India adopted the Coastal Regulation Zone (CRZ) notification to classify and better manage coastal regions and conserve ecologically sensitive coastal and marine areas, including ecosystems such as mangrove forests, coral reefs, and seagrass meadows. In 2022, India introduced an amendment to the Plastic Waste Management Rules banning select single-use plastic items. It introduced policies for Extended Producer Responsibility (EPR) in waste management as crucial steps towards combating plastic pollution, including the marine environment.
India has also actively promoted blue economy in international forums and forged new partnerships. As part of India’s G20 Presidency, the blue economy is a key priority under the Environment and Climate Sustainability Working Group to promote sustainable and equitable economic development through the ocean and its resources.

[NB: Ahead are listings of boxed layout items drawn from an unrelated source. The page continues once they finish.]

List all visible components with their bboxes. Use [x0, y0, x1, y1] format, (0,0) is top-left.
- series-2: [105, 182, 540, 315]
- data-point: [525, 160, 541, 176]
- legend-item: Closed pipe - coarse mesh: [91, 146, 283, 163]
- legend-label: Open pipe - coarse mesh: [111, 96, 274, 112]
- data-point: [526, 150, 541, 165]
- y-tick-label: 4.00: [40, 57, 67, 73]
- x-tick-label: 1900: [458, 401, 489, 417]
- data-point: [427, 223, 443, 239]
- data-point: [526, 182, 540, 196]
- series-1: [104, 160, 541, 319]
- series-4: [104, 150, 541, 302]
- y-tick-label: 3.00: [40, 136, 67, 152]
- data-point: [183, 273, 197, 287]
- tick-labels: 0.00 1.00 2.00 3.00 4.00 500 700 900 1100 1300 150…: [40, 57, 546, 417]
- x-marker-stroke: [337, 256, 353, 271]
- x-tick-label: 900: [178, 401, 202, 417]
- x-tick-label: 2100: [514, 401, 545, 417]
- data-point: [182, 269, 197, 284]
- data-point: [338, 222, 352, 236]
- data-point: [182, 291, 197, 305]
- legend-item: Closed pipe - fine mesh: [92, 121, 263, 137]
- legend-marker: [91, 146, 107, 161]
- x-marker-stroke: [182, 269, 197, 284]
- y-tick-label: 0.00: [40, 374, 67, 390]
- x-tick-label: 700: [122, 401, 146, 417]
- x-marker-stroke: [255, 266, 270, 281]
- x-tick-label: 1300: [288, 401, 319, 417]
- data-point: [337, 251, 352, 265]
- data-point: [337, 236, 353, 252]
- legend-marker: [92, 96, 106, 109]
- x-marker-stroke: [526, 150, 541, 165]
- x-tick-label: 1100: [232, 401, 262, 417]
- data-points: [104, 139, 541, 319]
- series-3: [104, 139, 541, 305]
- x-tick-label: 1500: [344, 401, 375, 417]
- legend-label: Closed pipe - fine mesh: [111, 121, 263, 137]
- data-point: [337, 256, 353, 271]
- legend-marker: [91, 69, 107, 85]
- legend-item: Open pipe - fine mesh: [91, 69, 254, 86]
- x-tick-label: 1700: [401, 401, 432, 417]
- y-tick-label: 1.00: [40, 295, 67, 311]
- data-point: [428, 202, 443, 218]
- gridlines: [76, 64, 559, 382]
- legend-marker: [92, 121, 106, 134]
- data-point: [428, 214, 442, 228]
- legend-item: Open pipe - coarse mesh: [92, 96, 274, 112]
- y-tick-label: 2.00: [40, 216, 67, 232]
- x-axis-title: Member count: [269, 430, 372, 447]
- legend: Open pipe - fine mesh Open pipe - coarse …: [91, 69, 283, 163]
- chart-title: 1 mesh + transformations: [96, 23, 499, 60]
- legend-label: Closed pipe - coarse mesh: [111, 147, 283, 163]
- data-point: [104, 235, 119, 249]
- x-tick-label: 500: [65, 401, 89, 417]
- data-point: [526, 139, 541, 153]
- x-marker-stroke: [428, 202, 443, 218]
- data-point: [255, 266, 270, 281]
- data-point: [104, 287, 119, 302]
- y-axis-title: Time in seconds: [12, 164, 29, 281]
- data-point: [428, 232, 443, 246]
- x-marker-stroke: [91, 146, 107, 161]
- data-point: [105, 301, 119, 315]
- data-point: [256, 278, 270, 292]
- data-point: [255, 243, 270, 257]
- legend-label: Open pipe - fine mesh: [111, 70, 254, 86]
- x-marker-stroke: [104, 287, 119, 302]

While the concept of a blue economy holds excellent promise, realizing its potential requires new financial resources and effective use of sustainable finance mechanisms to address ocean-related issues. Governments, international organizations, and the private sector must allocate funding towards blue economy initiatives, including scientific research, innovative technology development, sustainable practices implementation, and resilience against climate change.
Furthermore, leveraging sustainable finance mechanisms such as those under the UNFCCC and UN CBD can attract investment capital towards the ocean and blue economy-related projects, stimulating economic growth while advancing sustainability goals. Mobilizing such financial resources would require a clear signal from policymakers by prioritizing blue economy strategies and action plans. The work has begun at several national and international fora, but we must pledge to prioritize our blue frontiers this Oceans Day.